Peter Jordan (2 February 1751 – 6 July 1827) was a professor of natural history and later agronomy at the University of Vienna. Although he did not publish any works, he taught and influenced others who wrote on agriculture.

Jordan was born in Sellrain in Tyrol and grew up in poverty, working as a shepherd. Assistance from a local pastor led to his attending school and he was later able to join the University of Göttingen to study medicine. He attended the lectures of Johann Friedrich Blumenbach and Georg Christoph Lichtenberg. He then moved to Vienna and became an assistant to Andreas Joseph von Stifft. In 1783, he received the chair of natural history at the University of Vienna.

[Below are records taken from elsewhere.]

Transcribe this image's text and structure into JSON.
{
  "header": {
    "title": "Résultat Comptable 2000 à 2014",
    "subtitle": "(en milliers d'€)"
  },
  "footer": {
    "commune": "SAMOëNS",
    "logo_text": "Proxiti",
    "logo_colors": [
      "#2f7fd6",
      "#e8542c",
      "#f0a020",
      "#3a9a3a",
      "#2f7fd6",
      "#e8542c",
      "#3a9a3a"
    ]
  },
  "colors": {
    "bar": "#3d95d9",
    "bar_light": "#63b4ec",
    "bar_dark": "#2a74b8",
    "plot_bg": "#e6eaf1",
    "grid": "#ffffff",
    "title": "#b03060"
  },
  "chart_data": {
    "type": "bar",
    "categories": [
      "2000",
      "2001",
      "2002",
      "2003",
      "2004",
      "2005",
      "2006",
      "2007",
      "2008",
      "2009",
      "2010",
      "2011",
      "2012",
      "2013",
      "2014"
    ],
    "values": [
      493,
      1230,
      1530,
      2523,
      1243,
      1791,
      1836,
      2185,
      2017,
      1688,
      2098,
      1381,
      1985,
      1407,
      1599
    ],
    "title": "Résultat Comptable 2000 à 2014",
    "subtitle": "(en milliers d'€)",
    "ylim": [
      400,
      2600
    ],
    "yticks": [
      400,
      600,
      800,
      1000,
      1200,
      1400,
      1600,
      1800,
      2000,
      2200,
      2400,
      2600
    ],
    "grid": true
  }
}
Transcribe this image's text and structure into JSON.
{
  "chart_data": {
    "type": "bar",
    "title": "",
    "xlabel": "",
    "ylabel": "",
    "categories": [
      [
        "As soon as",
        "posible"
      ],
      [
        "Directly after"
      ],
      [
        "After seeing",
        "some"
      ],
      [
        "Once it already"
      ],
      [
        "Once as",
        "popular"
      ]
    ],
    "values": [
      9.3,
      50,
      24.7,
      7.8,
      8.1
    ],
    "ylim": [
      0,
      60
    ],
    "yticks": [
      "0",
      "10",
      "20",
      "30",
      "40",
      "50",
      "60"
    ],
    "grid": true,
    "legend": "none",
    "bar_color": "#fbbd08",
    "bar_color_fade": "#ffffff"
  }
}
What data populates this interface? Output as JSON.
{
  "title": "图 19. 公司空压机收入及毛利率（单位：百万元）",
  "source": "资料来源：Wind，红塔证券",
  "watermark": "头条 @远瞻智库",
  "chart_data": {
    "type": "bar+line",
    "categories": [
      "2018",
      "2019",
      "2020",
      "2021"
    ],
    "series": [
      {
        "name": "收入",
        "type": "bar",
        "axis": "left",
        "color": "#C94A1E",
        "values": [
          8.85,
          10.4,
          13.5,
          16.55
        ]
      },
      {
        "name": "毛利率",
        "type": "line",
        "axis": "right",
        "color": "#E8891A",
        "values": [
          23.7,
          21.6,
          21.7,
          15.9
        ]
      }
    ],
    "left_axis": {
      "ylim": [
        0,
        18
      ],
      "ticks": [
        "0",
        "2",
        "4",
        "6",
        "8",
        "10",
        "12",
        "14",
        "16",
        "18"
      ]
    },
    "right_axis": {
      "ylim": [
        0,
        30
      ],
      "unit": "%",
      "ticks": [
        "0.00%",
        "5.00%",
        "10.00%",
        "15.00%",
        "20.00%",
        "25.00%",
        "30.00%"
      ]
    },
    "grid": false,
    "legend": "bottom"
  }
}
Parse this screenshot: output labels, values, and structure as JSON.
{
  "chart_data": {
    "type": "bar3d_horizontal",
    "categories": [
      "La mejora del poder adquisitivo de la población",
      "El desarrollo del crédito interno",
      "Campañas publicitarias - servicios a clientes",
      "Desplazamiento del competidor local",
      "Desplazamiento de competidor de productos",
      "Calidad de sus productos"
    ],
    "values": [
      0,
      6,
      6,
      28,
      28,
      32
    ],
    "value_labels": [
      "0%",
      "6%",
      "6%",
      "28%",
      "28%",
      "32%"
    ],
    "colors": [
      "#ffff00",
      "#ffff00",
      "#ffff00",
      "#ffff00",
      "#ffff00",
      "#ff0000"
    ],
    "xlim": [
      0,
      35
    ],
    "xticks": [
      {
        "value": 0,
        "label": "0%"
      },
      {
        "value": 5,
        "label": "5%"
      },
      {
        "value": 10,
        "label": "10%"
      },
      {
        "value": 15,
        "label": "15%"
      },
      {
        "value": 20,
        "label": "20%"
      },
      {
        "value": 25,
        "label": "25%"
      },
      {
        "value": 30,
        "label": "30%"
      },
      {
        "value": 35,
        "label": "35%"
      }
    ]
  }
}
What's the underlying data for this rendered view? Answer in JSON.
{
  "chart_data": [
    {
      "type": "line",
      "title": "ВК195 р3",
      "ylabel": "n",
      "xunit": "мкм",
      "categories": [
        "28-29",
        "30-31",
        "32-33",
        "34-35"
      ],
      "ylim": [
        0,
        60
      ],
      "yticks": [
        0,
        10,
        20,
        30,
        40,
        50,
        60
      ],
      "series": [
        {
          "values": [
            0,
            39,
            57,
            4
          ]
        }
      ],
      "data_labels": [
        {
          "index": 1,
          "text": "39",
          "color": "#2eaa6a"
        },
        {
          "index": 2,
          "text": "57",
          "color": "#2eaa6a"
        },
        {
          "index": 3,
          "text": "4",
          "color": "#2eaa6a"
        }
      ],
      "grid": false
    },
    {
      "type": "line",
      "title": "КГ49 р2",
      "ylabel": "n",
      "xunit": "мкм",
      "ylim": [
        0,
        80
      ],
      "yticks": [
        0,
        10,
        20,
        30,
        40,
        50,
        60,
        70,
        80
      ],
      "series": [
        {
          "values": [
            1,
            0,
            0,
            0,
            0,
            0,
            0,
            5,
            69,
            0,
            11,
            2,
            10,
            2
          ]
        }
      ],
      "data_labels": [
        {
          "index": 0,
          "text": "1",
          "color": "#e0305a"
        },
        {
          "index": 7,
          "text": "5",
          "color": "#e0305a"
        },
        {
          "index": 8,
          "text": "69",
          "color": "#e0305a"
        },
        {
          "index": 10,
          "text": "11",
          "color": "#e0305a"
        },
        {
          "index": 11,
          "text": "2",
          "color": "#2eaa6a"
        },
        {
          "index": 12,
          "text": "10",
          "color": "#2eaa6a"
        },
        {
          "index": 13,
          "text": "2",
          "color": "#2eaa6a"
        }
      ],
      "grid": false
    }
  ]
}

In 1796, he began to give lectures on rational agriculture and helped establish the teaching of agriculture. In 1806, Emperor Francis II made him director of the lands of Vösendorf and Laxenburg and put him in charge of agriculture in the region. Here he was more involved in the practical training of students in agricultural practices. He also promoted cattle breeding and influenced agricultural education in the region. His students included the Hungarian János Nagyváthy and Leopold Trautmann (1766–1825) who both published many of his ideas in their works.

Jordan received the Order of Leopold in 1809. In 1904, a street in Vienna was named after him as Peter-Jordan-Straße.